Dyfed and Powys saw the highest rate of stolen canines last year, with 36 incidents per 100,000 households.

Meanwhile, Surrey had a rate of just two dog thefts per 100,000 households.

In Greater Manchester, the rate was 0.

Along with an increase in thefts across the UK, the proportion of pooches returned to their owners also rose last year, to 22%.

Norfolk Constabulary reunited the greatest proportion of dogs with owners, returning 25 out of 29.

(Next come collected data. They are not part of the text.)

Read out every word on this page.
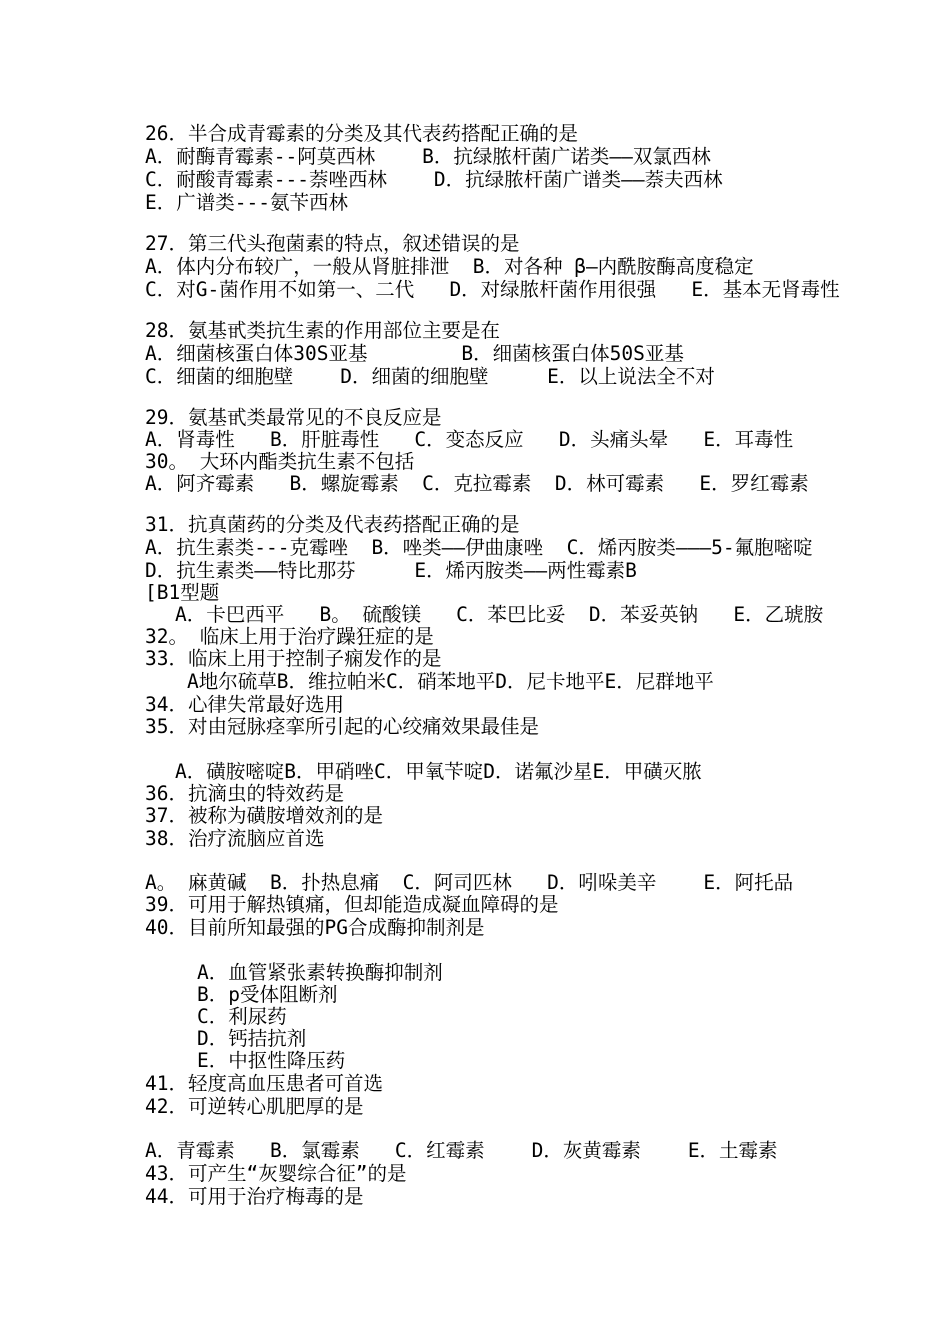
26．半合成青霉素的分类及其代表药搭配正确的是
A．耐酶青霉素--阿莫西林    B．抗绿脓杆菌广诺类——双氯西林
C．耐酸青霉素---萘唑西林    D．抗绿脓杆菌广谱类——萘夫西林
E．广谱类---氨苄西林
27．第三代头孢菌素的特点，叙述错误的是
A．体内分布较广，一般从肾脏排泄  B．对各种 β—内酰胺酶高度稳定
C．对G-菌作用不如第一、二代   D．对绿脓杆菌作用很强   E．基本无肾毒性
28．氨基甙类抗生素的作用部位主要是在
A．细菌核蛋白体30S亚基        B．细菌核蛋白体50S亚基
C．细菌的细胞壁    D．细菌的细胞壁     E．以上说法全不对
29．氨基甙类最常见的不良反应是
A．肾毒性   B．肝脏毒性   C．变态反应   D．头痛头晕   E．耳毒性
30。 大环内酯类抗生素不包括
A．阿齐霉素   B．螺旋霉素  C．克拉霉素  D．林可霉素   E．罗红霉素
31．抗真菌药的分类及代表药搭配正确的是
A．抗生素类---克霉唑  B．唑类——伊曲康唑  C．烯丙胺类———5-氟胞嘧啶
D．抗生素类——特比那芬     E．烯丙胺类——两性霉素B
[B1型题
A．卡巴西平   B。 硫酸镁   C．苯巴比妥  D．苯妥英钠   E．乙琥胺
32。 临床上用于治疗躁狂症的是
33．临床上用于控制子痫发作的是
A地尔硫草B．维拉帕米C．硝苯地平D．尼卡地平E．尼群地平
34．心律失常最好选用
35．对由冠脉痉挛所引起的心绞痛效果最佳是
A．磺胺嘧啶B．甲硝唑C．甲氧苄啶D．诺氟沙星E．甲磺灭脓
36．抗滴虫的特效药是
37．被称为磺胺增效剂的是
38．治疗流脑应首选
A。 麻黄碱  B．扑热息痛  C．阿司匹林   D．吲哚美辛    E．阿托品
39．可用于解热镇痛，但却能造成凝血障碍的是
40．目前所知最强的PG合成酶抑制剂是
A．血管紧张素转换酶抑制剂
B．p受体阻断剂
C．利尿药
D．钙拮抗剂
E．中抠性降压药
41．轻度高血压患者可首选
42．可逆转心肌肥厚的是
A．青霉素   B．氯霉素   C．红霉素    D．灰黄霉素    E．土霉素
43．可产生“灰婴综合征”的是
44．可用于治疗梅毒的是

By comparison, none of the 10 dogs taken in Lincolnshire were returned.

In Greater Manchester, 143 of 679 dogs taken between 2015 and 2019 were returned.

The Stolen and Missing Pets Alliance said the demand for dogs during lockdown caused a "huge spike" in them being stolen for breeding, with their value also increasing.

Debbie Matthews, chief executive of the charity, said: "Dogs were also essentially being stolen ‘to order’ for people who were looking for a certain breed, but would never know that they were receiving a stolen dog.

"We would always recommend that a new owner gets the pet’s microchip registration checked as soon as possible."

Direct Line Pet Insurance said French bulldogs were the most stolen breed in 2021, followed by Jack Russells, chihuahuas and pugs.

The National Police Chiefs’ Council said those buying a dog should seek advice online first, check where it has come from, and ensure that it is being bought legally.

Deputy Chief Constable Amanda Blakeman, NPCC lead for acquisitive crime, added: "This helps reduce the ability of criminals to operate in this market.

"We would remind the public that rescue centres can often be a reliable and trusted source for those wishing to offer a home to a pet."